Often anthologized with “The Willows” and “The Wendigo,” “The Listener” is widely considered his best ghost story. It combines all the best elements of a typical Blackwoodian spook tale: an urban setting; an impoverished intellectual protagonist; a deceptive, penny-pinching landlady; a creeping, predatory evil; a deeply psychological atmosphere of paranoia and vulnerability; and a bizarre, malignant specter. A young writer takes rooms in a rundown house where he is haunted by hordes of vicious cats, strange odors, and a sense that he is being watched. The narrative is long – almost a novelette – and follows him through a diary that records his increasing sense that he is being watched and drained by a hostile presence. This culminates in a night when he awakens to find a strange figure with a face that he can only describe as lion-like – misshapen, yellow, and grotesque – peering into his bedside mirror. The next morning he learns about the fate of the previous tenant: he died from complications of leprosy, and it is his miserable spirit that haunts the decrepit rooms – the voyeuristic listener of the title. Certainly the quintessential Blackwood ghost story, “The Listener” highlights the isolation and introversion of the big city – something which Blackwood loathed. Like all of his best ghost tales, it criticizes the anonymity and callousness of urban settings (and modern society in general), viewing the individualism of modernity as a dangerous, parasitic toxin just as disfiguring and dehumanizing as leprosy.

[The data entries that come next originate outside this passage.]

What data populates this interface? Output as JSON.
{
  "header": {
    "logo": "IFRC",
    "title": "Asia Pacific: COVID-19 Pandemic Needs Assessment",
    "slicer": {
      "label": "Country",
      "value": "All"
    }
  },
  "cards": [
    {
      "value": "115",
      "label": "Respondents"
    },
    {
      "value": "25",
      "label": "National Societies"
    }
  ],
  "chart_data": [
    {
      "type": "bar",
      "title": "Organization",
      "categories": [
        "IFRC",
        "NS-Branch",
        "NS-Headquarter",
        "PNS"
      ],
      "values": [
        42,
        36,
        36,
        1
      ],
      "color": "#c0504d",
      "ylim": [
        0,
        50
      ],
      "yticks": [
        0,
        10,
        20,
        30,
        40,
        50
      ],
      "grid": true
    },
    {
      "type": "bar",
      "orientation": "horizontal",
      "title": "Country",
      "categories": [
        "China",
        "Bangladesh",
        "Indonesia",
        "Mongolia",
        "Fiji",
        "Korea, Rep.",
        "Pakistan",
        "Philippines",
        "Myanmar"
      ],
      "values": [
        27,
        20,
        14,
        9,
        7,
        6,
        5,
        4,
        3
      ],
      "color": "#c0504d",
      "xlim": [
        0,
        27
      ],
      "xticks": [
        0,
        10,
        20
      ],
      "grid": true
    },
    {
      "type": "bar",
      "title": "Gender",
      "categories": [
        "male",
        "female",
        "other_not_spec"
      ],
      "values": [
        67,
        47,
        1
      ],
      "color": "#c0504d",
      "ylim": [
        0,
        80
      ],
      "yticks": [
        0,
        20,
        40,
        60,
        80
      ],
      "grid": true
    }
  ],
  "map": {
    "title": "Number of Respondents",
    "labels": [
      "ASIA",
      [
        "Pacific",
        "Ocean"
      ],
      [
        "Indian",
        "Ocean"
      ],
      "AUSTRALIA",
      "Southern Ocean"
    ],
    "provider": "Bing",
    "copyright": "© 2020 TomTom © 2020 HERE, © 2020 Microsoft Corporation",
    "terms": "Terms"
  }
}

Like many of Blackwood’s protagonists, the narrator of “The Listener” is dragged to the very threshold of annihilation as a result of his self-imposed exile from thriving society (“Wendigo,” “Glamour of Snow,” “Sea-Fit”). Disgusted with the pettiness of human relationships, he urges away the well-intended offerings of his sister (whom he remembers as an affectionate childhood companion) and his chum, Chapter (whose extended job would profoundly assist his declining mental and physical health), leaving his mind and body vulnerable to the encroachments of peripheral spirits bent on absorbing the energy of exposed outliers – not unlike a lion stalking gazelles which have strayed from the herd into the thick and shadowy grass. Blackwood was, himself, something of a loner, and his difficult relationship with his family genuinely left him on the brink of death on several occasions. “The Listener” may not be entirely autobiographic, but it is not far-fetched to imagine that he may have been reminding himself of a lesson he had learned more than once: misanthropy and social reclusion may grant one a break from the triviality of society, but it is not an exclusive hermitage – the environs of human company are prowled by very real monster – neurosis and paranoia, insanity and suicide – and they wait, hungrily, to strike.